Его захлестнула волна нежности. «Таня, моя милая! Мы нашли друг друга в равнодушном и пустом мире. Наша встреча и любовь – такое чудо!
Родная! Ты совсем извелась без меня и измучилась в одиночестве. А я часто бывал таким невнимательным».
Он вспомнил ночь, недавно проведенную с Татьяной. Василий пришел на свидание с экзамена по физике, и время дальше принадлежало им. Утихли ласки. Он лежал опустошенный и усталый. В окно врывалась ночная тьма бульвара. Рассвет еще не наступил. Шел август. На плечи наседала осень. Татьяна была рядом, но ласковые руки не трогали его виски, а губы не целовали в глаза и лоб. Он слышал недовольный голос:
– Вася, я больше не могу так! Одна, всегда одна! Бросай свою противную медицину. Только дураки учатся. Люди живут! Мы столько мучились в лагере и заслужили право на счастье! У нас есть все – и деньги, и любовь. Целое царство любви! Денег нам хватит, хватит! Я богатая невеста. Уедем на месяц из Москвы. Будем вдвоем, всегда вдвоем! Вася! Васенька!
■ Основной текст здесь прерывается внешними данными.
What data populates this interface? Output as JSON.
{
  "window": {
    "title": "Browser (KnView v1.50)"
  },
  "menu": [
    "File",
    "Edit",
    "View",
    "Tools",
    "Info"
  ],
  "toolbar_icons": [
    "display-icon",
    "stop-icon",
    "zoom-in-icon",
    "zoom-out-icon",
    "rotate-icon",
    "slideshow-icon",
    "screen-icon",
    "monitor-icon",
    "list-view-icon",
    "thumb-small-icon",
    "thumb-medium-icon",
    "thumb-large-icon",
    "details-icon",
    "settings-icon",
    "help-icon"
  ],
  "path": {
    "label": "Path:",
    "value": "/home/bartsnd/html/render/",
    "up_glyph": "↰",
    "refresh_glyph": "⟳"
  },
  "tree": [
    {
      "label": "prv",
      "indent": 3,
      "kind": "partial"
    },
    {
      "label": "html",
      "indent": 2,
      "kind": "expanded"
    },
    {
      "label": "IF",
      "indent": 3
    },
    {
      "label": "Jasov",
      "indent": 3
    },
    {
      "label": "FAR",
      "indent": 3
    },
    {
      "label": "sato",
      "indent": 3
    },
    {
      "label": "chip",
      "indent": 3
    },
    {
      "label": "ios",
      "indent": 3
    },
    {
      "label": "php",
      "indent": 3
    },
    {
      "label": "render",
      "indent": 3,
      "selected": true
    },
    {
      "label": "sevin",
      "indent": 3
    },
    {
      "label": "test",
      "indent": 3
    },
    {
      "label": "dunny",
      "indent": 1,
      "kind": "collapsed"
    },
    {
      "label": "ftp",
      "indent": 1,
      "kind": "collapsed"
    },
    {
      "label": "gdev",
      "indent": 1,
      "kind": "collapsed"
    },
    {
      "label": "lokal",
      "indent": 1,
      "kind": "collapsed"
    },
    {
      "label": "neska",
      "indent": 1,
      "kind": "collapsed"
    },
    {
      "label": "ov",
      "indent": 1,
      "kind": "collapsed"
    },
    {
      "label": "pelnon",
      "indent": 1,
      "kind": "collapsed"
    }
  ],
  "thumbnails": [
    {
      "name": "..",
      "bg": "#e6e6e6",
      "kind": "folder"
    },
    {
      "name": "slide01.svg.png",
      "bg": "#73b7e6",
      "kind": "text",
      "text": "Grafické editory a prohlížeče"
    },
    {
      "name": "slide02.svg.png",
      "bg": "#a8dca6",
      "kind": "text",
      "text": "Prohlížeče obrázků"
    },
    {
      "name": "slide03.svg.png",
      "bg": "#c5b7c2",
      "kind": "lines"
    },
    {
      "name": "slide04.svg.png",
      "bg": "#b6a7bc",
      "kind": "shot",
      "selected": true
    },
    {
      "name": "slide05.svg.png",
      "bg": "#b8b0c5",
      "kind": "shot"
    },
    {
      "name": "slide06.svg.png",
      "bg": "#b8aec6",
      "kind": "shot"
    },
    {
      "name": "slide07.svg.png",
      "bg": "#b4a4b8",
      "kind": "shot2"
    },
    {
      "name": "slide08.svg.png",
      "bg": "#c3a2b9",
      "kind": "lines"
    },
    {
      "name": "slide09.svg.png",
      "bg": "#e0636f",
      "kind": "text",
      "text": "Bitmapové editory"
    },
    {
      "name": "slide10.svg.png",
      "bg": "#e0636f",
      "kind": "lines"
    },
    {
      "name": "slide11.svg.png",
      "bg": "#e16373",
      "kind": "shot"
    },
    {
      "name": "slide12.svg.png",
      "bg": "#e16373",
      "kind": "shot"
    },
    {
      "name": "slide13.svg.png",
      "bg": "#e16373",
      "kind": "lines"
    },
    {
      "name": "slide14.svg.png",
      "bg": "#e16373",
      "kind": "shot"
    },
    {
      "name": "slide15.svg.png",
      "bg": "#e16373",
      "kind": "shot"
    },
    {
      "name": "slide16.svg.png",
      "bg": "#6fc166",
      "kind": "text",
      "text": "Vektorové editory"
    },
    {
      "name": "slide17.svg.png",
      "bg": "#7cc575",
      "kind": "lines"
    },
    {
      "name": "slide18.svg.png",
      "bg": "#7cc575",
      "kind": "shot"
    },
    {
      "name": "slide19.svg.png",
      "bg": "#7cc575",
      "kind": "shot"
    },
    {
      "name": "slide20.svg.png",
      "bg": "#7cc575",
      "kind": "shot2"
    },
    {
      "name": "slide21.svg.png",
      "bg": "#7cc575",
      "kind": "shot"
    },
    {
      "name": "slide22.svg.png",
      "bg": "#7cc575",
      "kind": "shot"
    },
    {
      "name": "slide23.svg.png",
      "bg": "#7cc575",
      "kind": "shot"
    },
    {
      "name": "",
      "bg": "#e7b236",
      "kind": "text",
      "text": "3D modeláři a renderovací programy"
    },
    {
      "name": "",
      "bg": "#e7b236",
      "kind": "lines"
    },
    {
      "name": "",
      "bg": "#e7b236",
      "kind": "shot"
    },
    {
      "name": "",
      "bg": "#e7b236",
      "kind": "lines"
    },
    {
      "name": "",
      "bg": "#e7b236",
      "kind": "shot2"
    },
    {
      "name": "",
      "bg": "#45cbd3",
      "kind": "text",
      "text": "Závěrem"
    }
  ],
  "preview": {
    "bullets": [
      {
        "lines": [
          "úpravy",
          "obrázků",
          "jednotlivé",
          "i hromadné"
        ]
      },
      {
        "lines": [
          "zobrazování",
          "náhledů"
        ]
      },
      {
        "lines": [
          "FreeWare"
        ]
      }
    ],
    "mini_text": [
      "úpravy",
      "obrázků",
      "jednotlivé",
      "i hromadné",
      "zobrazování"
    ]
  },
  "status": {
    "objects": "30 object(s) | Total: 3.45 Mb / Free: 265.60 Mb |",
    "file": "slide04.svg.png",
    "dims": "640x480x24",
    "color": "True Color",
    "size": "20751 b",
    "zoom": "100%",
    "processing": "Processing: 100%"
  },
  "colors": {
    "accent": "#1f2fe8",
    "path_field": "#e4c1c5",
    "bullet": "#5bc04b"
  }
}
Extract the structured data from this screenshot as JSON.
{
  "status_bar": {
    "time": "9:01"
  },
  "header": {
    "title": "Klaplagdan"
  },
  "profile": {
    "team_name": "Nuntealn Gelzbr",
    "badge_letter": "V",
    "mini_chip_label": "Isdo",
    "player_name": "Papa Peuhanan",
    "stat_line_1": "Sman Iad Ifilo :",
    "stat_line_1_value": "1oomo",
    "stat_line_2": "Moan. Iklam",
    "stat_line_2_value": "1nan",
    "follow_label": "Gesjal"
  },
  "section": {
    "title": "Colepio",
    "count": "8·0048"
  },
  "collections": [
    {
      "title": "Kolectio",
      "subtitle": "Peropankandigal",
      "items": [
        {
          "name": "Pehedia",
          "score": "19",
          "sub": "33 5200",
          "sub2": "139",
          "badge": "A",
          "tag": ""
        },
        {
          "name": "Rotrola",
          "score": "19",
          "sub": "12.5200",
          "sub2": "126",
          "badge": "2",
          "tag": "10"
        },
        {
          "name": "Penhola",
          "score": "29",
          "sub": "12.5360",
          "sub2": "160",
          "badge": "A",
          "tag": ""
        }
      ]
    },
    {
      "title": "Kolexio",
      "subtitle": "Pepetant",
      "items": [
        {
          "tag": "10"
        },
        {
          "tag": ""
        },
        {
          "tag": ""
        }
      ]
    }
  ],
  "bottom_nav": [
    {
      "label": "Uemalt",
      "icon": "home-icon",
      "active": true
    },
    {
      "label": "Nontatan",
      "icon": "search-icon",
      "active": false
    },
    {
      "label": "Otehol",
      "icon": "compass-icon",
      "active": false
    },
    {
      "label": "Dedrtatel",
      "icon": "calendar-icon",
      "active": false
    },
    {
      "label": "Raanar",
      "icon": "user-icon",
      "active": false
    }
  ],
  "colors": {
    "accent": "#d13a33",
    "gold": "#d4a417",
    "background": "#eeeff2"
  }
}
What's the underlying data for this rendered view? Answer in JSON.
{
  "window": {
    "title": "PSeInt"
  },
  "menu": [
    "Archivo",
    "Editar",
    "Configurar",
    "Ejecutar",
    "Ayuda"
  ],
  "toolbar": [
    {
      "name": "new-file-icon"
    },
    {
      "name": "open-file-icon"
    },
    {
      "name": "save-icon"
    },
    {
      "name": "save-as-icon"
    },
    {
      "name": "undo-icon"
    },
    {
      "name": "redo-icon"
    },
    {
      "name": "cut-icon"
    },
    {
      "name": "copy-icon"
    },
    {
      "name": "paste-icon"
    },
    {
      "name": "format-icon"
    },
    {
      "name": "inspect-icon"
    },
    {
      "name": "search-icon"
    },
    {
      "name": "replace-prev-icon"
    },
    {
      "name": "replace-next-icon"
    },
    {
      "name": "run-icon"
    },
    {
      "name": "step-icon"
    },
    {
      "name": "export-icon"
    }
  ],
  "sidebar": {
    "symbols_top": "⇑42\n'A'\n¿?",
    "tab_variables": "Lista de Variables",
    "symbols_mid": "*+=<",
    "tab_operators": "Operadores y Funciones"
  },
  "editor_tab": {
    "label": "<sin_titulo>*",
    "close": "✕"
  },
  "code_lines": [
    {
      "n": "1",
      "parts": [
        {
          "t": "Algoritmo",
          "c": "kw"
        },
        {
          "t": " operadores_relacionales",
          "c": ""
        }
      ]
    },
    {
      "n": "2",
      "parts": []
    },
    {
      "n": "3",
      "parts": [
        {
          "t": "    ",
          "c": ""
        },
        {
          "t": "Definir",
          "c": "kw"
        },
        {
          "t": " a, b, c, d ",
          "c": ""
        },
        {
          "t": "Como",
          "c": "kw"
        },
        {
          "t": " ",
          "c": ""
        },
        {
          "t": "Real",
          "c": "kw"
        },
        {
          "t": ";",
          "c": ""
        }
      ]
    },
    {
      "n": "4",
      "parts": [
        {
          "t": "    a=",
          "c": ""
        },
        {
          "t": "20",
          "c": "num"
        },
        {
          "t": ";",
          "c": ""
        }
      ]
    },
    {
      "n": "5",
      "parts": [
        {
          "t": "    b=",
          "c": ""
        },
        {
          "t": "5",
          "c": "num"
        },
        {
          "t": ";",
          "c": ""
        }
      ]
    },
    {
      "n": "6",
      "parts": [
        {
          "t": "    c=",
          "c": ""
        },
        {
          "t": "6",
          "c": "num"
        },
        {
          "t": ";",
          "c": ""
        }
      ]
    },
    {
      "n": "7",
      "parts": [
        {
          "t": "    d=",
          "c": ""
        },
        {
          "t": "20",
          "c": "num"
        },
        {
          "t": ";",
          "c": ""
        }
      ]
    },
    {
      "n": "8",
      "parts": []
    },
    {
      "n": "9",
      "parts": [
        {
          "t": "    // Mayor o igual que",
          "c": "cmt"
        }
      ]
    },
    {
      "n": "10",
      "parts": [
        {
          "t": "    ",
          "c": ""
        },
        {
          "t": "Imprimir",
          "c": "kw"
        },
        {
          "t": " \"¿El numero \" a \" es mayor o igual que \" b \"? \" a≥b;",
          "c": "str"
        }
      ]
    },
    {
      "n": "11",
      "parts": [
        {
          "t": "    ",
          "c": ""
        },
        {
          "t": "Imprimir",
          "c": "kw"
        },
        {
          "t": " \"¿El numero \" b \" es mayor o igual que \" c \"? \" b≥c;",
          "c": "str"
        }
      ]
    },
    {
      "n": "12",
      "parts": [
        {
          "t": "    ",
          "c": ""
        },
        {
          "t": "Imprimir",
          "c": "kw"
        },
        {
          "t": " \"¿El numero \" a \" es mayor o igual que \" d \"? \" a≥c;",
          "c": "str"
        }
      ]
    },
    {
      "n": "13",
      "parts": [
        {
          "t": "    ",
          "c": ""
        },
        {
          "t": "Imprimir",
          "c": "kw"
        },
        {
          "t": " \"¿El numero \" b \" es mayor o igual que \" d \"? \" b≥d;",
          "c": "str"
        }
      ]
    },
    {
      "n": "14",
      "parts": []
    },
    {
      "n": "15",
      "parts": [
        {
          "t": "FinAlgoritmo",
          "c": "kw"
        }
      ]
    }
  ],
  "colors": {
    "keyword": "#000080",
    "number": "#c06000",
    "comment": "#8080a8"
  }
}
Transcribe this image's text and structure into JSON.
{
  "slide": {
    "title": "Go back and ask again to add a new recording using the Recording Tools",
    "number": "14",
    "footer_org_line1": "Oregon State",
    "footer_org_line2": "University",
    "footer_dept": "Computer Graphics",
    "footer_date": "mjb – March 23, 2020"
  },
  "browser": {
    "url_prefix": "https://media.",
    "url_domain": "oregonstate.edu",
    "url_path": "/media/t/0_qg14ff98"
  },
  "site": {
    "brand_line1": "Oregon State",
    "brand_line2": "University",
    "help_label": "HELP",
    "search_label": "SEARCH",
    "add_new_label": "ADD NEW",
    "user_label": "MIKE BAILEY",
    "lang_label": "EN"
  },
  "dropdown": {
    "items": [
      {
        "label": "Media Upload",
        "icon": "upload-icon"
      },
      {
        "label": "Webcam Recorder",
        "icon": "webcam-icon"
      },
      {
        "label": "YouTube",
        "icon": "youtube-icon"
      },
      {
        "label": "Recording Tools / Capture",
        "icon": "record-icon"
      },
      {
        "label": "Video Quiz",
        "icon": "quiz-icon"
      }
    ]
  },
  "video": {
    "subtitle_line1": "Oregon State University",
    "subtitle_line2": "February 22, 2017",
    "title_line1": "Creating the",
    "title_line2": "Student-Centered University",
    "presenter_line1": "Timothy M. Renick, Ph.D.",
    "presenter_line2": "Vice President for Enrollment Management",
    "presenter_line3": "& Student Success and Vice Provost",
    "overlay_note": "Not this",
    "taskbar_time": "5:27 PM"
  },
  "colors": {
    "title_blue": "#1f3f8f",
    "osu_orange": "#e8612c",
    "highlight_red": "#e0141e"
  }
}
В нем поднялось раздражение:
«Опять свое запела!»
Почувствовав, что не достигает цели, балерина прибегла к испытанному средству:
– Вася! Разве тебе плохо со мной? Любимый, иди ко мне! – Она прильнула к Василию своей влекущей грудью. Он не остался равнодушным и отозвался на зов любви. Кружилась голова. Пришла минута счастья. Ее венцом был сладкий стон Татьяны. В прошлые дни этот звук не раз оглашал комнату. Он вырывался сквозь приоткрытое окно и разгонял на миг ночную мглу бульвара. Потом звучали слова любви, мольбы и клятвы. Василий отгонял их и погружался в сон.
Иголкин вспомнил, что в то утро он долго спал и сам не пробудился. Его трясла Татьяна:
– Вася, как не стыдно столько спать! Сейчас же вставай и отправляйся жарить яичницу!
Василию не хотелось подниматься. Распоряжение балерины вызвало протест:
– Сегодня готовить яичницу твоя очередь. Иди! А я еще поваляюсь.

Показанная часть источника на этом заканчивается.